The American Congress of Obstetricians and Gynecologists states that at any given time, approximately 6 to 10 percent of incarcerated women are pregnant, many of whom find out they are pregnant in a correctional facility. Unfortunately, pregnant women in jail are inconsistently counseled on their options for pregnancy outcome and access to termination services. Incarceration impedes women’s ability to access abortion in the case of unintended pregnancy and causes additional stress to women who desire to deliver and parent. If a woman is pregnant, she should be asked what her intentions are for the pregnancy outcome and should be provided with resources to accomplish her intentions. Women’s rights to prenatal care, humane treatment, and abortion services do not cease because of incarceration; however, incarceration greatly complicates their access to such services. This may result in pregnancy and delivery complications or a woman being forced to continue an unwanted pregnancy because she was unable to access an abortion.

If women want to become pregnant after release, they should be offered preconception counseling, prenatal vitamins, and information about parenting resources, such as Children’s Health Insurance Plan (CHIP) and Women, Infants and Children (WIC).

Women with a history of incarceration often face pregnancy complications and deliver low-birth weight babies due to poor prenatal nutrition or mother’s drug use. Providing women with resources and services promoting healthy pregnancies benefits women, their children and communities.

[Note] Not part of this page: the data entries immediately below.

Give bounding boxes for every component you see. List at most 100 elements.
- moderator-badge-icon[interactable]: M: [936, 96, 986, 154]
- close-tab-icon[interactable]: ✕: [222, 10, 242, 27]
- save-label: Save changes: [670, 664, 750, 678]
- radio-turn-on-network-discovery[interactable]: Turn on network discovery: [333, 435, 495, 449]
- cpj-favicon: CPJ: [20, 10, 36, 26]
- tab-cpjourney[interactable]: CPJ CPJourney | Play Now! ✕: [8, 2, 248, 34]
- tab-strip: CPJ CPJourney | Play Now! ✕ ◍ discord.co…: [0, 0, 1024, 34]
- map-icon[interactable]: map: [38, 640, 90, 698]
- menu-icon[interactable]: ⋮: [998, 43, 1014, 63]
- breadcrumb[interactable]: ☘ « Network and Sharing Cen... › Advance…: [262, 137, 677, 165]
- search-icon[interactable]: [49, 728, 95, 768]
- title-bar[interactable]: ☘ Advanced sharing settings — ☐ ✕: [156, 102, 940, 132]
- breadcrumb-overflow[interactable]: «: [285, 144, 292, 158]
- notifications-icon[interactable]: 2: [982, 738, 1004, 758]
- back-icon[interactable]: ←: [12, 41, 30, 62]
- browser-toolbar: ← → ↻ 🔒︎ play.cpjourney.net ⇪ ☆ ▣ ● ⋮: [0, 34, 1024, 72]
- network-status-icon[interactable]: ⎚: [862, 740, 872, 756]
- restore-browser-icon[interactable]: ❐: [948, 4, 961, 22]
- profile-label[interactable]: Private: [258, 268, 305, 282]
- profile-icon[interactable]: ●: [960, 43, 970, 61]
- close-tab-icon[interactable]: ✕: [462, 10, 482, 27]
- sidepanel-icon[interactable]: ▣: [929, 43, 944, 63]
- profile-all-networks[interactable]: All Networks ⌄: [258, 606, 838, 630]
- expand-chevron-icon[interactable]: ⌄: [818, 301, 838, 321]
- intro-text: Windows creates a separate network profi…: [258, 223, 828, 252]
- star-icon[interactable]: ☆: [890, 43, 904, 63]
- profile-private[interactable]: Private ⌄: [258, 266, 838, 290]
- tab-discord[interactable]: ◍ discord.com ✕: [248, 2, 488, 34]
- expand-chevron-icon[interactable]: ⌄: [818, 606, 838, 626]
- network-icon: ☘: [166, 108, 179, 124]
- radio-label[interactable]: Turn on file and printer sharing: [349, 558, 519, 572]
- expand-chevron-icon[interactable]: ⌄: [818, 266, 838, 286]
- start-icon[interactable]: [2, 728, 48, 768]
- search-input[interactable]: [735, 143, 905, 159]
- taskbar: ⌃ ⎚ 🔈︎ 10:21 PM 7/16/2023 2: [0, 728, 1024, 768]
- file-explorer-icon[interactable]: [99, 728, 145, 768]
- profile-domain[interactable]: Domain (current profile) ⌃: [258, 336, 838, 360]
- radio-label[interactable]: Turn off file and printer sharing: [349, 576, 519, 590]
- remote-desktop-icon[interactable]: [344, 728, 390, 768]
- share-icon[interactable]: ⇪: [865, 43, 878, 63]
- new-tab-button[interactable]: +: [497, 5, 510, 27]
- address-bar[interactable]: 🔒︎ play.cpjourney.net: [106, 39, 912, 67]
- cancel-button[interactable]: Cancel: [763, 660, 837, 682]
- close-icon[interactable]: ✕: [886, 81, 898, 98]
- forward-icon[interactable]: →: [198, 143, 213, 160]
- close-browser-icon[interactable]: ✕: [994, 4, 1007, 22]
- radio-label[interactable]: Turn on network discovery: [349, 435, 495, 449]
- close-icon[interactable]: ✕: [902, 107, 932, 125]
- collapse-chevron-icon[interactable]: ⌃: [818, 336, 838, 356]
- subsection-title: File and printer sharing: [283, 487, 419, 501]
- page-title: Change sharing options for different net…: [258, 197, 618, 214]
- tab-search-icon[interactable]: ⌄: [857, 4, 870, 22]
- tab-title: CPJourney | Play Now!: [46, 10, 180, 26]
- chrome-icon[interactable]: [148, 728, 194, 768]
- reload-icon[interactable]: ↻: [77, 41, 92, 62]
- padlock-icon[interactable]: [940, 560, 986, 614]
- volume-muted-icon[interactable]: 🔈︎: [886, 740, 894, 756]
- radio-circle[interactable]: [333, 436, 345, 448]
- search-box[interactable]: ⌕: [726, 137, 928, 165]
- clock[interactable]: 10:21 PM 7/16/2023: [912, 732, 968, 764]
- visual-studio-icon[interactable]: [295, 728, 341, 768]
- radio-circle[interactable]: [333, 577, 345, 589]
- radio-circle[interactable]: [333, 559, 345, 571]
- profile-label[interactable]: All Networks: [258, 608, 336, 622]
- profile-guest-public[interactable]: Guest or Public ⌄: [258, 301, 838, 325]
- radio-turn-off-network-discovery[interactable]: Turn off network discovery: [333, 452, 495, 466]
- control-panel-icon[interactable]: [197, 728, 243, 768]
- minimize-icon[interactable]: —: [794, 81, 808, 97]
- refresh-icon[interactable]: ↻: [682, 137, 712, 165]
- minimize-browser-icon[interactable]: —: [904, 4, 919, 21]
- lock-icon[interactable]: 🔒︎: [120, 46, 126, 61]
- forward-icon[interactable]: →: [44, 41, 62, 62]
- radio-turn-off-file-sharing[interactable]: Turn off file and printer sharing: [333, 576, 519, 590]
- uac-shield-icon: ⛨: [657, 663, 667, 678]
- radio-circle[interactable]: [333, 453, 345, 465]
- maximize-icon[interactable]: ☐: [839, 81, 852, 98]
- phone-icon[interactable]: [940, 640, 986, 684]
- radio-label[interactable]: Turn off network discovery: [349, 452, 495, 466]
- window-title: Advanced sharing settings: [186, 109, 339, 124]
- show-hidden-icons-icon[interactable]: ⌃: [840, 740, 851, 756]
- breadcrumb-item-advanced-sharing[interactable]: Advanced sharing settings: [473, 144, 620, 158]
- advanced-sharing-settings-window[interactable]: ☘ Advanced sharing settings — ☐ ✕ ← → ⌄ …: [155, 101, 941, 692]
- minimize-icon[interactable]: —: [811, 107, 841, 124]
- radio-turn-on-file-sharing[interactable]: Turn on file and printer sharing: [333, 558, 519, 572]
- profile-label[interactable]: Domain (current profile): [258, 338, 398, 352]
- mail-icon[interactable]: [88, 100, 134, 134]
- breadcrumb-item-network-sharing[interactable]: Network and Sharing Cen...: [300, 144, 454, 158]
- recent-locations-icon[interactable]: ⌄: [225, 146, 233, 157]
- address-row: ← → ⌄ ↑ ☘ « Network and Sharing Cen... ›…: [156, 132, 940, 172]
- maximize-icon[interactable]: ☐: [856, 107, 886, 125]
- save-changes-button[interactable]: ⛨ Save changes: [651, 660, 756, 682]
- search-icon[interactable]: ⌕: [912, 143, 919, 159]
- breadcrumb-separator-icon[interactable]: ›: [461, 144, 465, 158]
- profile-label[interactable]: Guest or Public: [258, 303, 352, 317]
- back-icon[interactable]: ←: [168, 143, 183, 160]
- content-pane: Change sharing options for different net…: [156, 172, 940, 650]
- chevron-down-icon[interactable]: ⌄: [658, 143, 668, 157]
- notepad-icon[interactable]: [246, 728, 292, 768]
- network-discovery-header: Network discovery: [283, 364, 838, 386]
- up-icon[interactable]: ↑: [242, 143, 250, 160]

The fight for reproductive rights is difficult enough for women who have never experienced incarceration—the millions of women who enter U.S. correctional facilities have it worse and the problem is growing. We must challenge the system of mass incarceration occurring in America and fight to keep women out of jail for nonviolent offenses through advocating for better substance abuse treatment and alternatives to incarceration. Unfortunately, women already in these facilities often have few resources to advocate for themselves. We must engage with jail administrators and local legislators to ensure incarcerated women have access to reproductive health-care services and family planning resources. Jails are our jails. People from our communities are held there, and our money funds what they do and don’t have access to.

It is our responsibility to ensure reproductive rights and autonomy for those behind bars.